On Aug 24, 2018, at 5:02 AM, Luca Boccassi <luca.boccassi@gmail.com> wrote:

This is a very old issue that has its roots in some of the commands
needing to be processed in the application thread. The solution is to
refactor and move them to the I/O thread instead.

But it's of course much easier said than done. It's quite complex and
with many unknown ramifications.

So if anybody wants to help with that, the very first thing would be to
add a ton of unit tests around that area. We can now do internal per-
class unit tests (libzmq/unittests) so it's possible.
This will never be doable safely without tests.

By “very old” I assume you’re referring to this: https://zeromq.jira.com/browse/LIBZMQ-270.

If so, it seems unlikely that this will be addressed any time soon.

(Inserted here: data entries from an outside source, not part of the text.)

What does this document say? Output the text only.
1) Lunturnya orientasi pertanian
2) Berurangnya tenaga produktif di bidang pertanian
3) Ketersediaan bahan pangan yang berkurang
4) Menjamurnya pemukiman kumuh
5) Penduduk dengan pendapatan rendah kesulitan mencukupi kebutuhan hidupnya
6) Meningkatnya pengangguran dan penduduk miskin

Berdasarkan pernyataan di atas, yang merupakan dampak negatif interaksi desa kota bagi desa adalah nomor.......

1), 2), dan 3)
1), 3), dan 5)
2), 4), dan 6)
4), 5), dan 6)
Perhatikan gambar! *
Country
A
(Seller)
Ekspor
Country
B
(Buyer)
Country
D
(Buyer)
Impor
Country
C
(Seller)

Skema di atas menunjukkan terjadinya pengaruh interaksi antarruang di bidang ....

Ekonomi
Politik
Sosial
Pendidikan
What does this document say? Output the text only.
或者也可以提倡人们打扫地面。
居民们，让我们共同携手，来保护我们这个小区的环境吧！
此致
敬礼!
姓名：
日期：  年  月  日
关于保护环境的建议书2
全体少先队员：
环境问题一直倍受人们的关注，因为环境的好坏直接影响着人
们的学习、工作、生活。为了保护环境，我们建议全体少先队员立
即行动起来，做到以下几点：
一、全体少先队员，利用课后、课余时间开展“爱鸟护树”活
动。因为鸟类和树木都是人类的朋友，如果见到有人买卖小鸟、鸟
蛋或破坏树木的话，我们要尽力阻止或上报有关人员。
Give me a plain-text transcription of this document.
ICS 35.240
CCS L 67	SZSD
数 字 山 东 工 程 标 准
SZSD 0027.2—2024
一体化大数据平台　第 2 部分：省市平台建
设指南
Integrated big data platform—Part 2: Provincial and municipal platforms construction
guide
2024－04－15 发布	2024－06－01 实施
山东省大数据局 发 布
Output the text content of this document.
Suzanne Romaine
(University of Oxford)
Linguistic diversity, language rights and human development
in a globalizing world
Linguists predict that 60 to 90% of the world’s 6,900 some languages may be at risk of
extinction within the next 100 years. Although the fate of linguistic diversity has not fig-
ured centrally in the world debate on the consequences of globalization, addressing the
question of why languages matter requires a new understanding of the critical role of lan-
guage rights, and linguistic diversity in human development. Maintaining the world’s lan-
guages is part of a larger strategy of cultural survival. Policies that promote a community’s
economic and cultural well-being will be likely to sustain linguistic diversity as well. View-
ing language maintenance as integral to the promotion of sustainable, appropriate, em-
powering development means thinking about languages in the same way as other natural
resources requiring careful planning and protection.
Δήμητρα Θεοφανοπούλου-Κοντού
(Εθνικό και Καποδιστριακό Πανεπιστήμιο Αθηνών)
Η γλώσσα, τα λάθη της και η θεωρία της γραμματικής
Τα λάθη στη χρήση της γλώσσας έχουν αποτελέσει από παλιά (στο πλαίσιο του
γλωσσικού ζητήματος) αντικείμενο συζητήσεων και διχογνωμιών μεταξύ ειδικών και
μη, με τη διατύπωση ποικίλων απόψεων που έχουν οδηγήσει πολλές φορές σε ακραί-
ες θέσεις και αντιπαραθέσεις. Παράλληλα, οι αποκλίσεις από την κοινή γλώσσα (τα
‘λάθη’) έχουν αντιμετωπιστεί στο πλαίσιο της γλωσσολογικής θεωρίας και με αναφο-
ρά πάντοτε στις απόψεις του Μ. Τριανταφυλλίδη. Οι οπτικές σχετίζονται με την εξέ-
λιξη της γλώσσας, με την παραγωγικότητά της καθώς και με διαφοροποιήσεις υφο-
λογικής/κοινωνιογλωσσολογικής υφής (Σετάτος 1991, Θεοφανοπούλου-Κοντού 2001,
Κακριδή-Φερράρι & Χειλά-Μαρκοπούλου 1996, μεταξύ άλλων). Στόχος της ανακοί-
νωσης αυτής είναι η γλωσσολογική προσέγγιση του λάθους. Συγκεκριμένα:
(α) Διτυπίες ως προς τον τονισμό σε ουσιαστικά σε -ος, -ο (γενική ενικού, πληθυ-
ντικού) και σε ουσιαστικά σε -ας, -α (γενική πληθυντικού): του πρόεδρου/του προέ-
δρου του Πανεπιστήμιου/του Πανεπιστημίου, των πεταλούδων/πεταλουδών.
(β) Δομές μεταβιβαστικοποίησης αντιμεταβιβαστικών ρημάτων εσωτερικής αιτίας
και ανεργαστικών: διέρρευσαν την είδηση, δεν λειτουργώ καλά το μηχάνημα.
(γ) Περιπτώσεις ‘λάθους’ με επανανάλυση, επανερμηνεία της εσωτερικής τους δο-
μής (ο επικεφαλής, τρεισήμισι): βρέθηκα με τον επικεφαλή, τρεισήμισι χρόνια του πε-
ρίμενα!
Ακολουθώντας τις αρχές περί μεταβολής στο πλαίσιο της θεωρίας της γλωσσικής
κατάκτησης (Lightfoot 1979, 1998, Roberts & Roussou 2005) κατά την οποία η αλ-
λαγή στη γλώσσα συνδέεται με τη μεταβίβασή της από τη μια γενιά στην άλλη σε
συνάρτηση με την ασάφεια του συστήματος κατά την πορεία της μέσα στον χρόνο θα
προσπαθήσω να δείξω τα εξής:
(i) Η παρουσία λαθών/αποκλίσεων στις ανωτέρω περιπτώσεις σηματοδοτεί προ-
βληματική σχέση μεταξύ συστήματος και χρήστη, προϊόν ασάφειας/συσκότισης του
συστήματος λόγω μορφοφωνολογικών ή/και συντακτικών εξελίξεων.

So I’m trying to explore alternatives that might alleviate some of the problems caused by this issue, short of the massive re-engineering (and associated risk) that it would apparently take to refactor the command processing.

One alternative that seems promising would be to allow connection events to “percolate” from the I/O thread back to the application thread, and cause e.g. zmq_poll to return with an indication that the socket’s state has changed — that indication could then be used to trigger the appropriate action on the application thread (which could be as simple as re-entering the zmq_poll call, thereby triggering process_commands).

The advantages of this approach are that it would be much safer than the alternative, it presumably requires much less work, and it would not change the behavior of ZeroMQ for existing applications (i.e., connection events would have to be specifically requested).

What I don’t know is whether this is even possible — unfortunately I just don’t understand the code well enough to even make a guess at this point.  If anyone can suggest how this might work in practice, I’d be very grateful.